Que pensez-vous de l’ « effort exceptionnel » pour l’allemand annoncé par le ministère dans sa stratégie des langues ?
Nous avons intitulé l’un de nos communiqués « discours et réalité, le grand écart » ! Il y a un discours officiel qui est volontariste pour l’allemand, et si on ne regardait pas attentivement les mesures, on ne pourrait que se féliciter ! Malheureusement la réalité contredit très fortement les discours. Ce qui est présenté comme « un effort exceptionnel » pour l’allemand continue d’être un recul important.
La ministre met par exemple en avant 1 000 écoles primaires supplémentaires où l’allemand va être implanté, mais il y a beaucoup d’interrogations sur cette mesure. On ne sait pas, par exemple, si ce sera en concurrence avec l’anglais, ou en complémentarité. Nous savons qu’il est très difficile d’implanter une langue autre que l’anglais dans le primaire, toute la demande des familles allant vers l’anglais. De plus, il peut y avoir des difficultés d’organisation spécifiques au primaire, car si l’on veut que cela fonctionne bien, il faudrait que les enseignements soient dispensés par les professeurs des écoles eux-mêmes. Or, il faut trouver les compétences, flécher les postes…
Et l’implantation de l’allemand dans 1 000 écoles primaire sur 52 000 ne compensera jamais la suppression des classes bilangues dans 1 000 collèges sur 7 000 !
Pourtant, il y a un discours officiel positif sur les classes bilangues. Grenoble vient par exemple d’annoncer un doublement de ses classes bilangues en 2016, avec un effort particulier pour l’allemand.

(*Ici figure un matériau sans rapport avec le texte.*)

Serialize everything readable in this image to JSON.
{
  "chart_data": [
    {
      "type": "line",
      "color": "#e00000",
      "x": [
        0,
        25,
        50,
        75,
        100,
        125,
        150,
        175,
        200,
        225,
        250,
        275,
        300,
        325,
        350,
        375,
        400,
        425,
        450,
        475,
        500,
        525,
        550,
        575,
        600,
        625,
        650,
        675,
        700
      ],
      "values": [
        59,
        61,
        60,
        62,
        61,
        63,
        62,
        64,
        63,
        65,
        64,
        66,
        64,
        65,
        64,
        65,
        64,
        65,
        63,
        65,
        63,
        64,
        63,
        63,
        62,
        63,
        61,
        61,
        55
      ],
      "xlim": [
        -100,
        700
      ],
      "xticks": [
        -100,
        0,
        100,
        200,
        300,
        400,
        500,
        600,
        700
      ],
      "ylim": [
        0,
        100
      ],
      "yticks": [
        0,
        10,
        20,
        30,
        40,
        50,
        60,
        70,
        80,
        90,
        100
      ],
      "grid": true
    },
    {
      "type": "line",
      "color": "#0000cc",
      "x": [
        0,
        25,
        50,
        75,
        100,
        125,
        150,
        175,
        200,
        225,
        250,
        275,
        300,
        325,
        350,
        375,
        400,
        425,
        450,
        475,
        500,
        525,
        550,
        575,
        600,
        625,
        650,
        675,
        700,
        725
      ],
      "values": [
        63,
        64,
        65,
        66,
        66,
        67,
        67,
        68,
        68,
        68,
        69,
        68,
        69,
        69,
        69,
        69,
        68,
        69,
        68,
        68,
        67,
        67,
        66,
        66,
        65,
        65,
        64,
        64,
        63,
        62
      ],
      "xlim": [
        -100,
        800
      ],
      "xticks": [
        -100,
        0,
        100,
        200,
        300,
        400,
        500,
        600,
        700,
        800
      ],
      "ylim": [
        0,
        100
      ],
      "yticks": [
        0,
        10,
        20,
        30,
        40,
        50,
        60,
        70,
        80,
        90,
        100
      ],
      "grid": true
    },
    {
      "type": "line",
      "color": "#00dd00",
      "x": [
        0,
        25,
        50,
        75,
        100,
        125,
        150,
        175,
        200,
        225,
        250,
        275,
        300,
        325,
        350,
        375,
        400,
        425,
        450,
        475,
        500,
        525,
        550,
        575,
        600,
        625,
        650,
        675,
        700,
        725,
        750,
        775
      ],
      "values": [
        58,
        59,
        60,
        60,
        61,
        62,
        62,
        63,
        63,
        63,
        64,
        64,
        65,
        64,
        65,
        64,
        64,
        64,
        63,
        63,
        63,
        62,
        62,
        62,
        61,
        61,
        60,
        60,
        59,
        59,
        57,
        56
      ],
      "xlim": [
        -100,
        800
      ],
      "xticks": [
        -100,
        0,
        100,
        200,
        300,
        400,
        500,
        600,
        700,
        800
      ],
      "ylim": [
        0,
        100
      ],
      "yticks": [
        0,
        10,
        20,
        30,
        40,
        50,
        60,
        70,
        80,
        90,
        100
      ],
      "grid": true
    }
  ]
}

Je ne comprends absolument pas les chiffres annoncés par le rectorat de Grenoble ! Pour nous, le nombre de classes bilangues allemand-anglais s’élevait à 210 à la rentrée 2015 dans l’académie, et nous en comptons 73 à la rentrée 2016, ce qui fait une diminution de 65 %. Je ne m’explique donc pas ce raisonnement, une hypothèse possible est qu’avec l’application stricte de la continuité primaire/collège, le nombre de bilangues ouvertes aurait été inférieur (1). Comme cette notion de continuité a été récemment assouplie, le nombre de bilangues maintenues a pu être augmenté. Mais il n’empêche qu’au total, beaucoup de sections bilangues vont fermer. Une seconde hypothèse est que la rectrice appelle « bilangues » les classes LV2 de 5e.
L’apprentissage d’une LV2 dès la 5e ne permettra pas, selon vous, de compenser la fermeture des classes bilangues ?
Malheureusement non ! Je rappelle que le parcours bilangues pour l’allemand concerne 90 % des élèves qui apprennent cette langue, et en 4e, qui était jusqu’à présent la classe de référence pour la LV2, il concerne encore 2/3 des élèves. Cela veut dire que de nombreux élèves vont subir une diminution horaire en allemand, puisqu’en classes bilangues le nombre d’heures est beaucoup plus important sur l’ensemble des années collège.
Mais l’allemand devrait être enseigné dans 700 collèges supplémentaires à la rentrée 2016, selon la ministre… Cela ne devrait-il pas renforcer l’enseignement de l’allemand dans le secondaire ?
Non, car ce que cachent les chiffres, c’est que des LV2 sont ouvertes là où des bilangues sont supprimées ! Donc ce qui est présenté comme une création est en fait un remplacement. Je suis d’ailleurs stupéfaite des acrobaties et des contorsions utilisées pour arriver à présenter les choses de façon positive alors que la réalité est toute autre.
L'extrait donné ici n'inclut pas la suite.